Pioneering standards in proteomics
“I was walking down a corridor when Rolf Apweiler, who was leading UniProt at the time, poked his head out the door and asked me to take the minutes at a meeting. That impromptu assignment became the start of the Proteomics Standards Initiative (PSI), launched under the Human Proteome Organisation (HUPO).”
“Those first meetings about proteome standards were intense – 60 people crammed into two small rooms with no air conditioning, during an unusually hot April. But everyone agreed that standardisation was essential if proteomics was going to progress.”
“More than two decades later, the HUPO-PSI and related initiatives underpin essential resources like PRIDE, ProteomeXchange, and IMEx, ensuring that proteomics data can be reused around the world.
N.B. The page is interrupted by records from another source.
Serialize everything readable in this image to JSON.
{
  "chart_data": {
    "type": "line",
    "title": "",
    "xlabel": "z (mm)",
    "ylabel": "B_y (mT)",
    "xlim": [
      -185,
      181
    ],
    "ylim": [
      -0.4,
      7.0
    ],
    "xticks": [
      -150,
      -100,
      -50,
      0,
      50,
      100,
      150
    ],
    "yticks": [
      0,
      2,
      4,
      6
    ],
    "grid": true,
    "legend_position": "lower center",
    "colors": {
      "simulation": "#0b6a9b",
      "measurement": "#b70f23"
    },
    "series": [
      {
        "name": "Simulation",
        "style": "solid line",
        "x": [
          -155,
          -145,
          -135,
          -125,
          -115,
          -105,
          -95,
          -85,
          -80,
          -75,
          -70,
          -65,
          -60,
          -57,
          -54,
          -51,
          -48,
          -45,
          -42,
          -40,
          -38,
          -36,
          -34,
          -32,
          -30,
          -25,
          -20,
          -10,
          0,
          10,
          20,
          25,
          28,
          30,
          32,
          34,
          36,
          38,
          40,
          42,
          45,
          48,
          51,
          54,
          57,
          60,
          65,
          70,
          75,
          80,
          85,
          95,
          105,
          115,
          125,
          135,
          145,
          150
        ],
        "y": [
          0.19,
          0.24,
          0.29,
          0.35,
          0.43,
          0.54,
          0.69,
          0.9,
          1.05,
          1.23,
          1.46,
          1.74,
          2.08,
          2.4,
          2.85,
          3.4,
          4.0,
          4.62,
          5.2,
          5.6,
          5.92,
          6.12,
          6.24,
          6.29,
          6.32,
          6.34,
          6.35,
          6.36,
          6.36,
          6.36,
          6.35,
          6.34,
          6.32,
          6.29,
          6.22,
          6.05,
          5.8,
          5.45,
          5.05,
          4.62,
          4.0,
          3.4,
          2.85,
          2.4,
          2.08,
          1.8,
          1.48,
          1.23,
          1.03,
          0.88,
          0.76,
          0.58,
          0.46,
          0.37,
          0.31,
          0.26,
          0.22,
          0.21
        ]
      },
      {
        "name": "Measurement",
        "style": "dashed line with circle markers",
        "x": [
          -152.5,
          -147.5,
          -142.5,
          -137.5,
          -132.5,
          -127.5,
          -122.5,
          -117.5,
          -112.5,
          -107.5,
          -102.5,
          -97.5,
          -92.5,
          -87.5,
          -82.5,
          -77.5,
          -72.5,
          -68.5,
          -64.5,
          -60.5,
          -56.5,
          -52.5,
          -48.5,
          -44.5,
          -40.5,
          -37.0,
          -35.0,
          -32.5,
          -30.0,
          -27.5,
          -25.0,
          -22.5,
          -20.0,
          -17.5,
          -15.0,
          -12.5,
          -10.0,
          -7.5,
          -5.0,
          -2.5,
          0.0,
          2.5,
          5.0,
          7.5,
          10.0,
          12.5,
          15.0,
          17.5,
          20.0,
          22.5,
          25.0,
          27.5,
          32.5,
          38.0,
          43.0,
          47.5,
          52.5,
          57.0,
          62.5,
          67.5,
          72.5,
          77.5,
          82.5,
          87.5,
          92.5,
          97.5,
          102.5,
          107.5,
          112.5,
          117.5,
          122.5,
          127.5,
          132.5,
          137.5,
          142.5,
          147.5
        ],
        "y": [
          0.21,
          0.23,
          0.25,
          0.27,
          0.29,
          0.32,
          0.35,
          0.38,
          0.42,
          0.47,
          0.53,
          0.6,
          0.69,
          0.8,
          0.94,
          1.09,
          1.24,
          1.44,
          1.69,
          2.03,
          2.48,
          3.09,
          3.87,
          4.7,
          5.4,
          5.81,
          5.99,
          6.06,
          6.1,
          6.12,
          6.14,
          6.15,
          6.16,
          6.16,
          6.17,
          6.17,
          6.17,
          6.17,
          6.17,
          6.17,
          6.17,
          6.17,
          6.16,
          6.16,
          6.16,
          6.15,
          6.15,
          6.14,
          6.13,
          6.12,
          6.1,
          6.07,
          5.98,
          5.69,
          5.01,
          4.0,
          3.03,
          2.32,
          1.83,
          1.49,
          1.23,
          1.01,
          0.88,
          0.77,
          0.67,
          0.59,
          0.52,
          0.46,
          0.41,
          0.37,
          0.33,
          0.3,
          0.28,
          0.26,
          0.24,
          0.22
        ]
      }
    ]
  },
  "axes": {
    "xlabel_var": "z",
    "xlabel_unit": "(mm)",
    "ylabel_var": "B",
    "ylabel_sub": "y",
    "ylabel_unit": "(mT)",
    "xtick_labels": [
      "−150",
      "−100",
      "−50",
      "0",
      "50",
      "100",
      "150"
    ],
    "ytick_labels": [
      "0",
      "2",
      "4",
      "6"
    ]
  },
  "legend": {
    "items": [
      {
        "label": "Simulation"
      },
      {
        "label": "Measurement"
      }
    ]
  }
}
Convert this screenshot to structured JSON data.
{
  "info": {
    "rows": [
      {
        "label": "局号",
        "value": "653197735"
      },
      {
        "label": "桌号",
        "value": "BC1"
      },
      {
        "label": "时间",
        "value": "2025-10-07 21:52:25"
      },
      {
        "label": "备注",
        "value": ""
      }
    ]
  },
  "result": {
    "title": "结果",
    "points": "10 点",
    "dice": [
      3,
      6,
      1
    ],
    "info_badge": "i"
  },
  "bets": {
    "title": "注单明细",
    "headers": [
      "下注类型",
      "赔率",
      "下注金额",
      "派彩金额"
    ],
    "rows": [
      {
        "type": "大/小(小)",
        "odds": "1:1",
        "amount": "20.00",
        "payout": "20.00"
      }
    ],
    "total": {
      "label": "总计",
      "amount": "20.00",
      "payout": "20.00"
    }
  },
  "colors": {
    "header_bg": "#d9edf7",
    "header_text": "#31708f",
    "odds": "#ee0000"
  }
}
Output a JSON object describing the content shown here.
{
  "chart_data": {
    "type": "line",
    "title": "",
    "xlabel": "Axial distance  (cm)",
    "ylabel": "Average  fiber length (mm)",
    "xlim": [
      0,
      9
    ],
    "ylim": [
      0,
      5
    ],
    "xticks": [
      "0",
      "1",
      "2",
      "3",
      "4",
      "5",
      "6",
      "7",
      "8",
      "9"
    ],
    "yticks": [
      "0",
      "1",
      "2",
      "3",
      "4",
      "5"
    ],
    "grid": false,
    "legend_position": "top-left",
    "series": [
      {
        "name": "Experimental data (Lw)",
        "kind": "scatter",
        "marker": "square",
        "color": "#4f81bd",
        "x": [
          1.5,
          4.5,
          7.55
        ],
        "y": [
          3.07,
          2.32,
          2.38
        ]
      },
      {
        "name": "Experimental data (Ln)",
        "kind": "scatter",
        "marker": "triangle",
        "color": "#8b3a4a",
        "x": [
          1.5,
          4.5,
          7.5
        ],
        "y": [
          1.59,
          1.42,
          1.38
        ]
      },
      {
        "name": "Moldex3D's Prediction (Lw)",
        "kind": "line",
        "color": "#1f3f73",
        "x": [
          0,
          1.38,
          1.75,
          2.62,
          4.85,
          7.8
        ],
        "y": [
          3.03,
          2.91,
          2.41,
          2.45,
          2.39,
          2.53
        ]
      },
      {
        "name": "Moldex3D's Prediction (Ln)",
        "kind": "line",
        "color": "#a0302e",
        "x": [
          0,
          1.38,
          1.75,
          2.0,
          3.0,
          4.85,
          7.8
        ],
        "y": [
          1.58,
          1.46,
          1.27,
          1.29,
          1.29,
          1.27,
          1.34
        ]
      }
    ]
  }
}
Persuading scientists to use data standards is still an ongoing effort, but a worthwhile one.”
“People feel passionate and protective about their work – and rightly so. In my experience, when developing standards, the devil is in the details, but you can usually find a compromise. It helps to have plenty of tea breaks and cake to keep everyone amenable.”

On AI and the future of biocuration
“Tools like text mining have improved enormously, even before the latest AIs came along. Now AI is highlighting just how important biocuration is – because AI systems can’t learn without curated data.”
“Humans are still essential in biocuration. Scientists tell stories in papers, and sometimes the data are secondary. We need people who can understand the leaps a scientist makes when writing a paper, and fill in the gaps.”
“In ten years, AI is likely to be taken for granted and deeply integrated into scientific workflows. Although biocuration is critical, it’s still an unsung hero of data-driven biology, and difficult to get funding for.”

Words of advice
“To young scientists, I would say get as much varied experience as you can and don’t skip the bench work.”
“We need to secure sustainable funding for the core resources that the global scientific community relies on. Start new databases by all means, but we need to make sure we support the ones that the research community already depend upon.”
“We’ve built something extraordinary at EMBL-EBI: resources that the world depends on. We need to keep that going even when geopolitics becomes more fragmented.”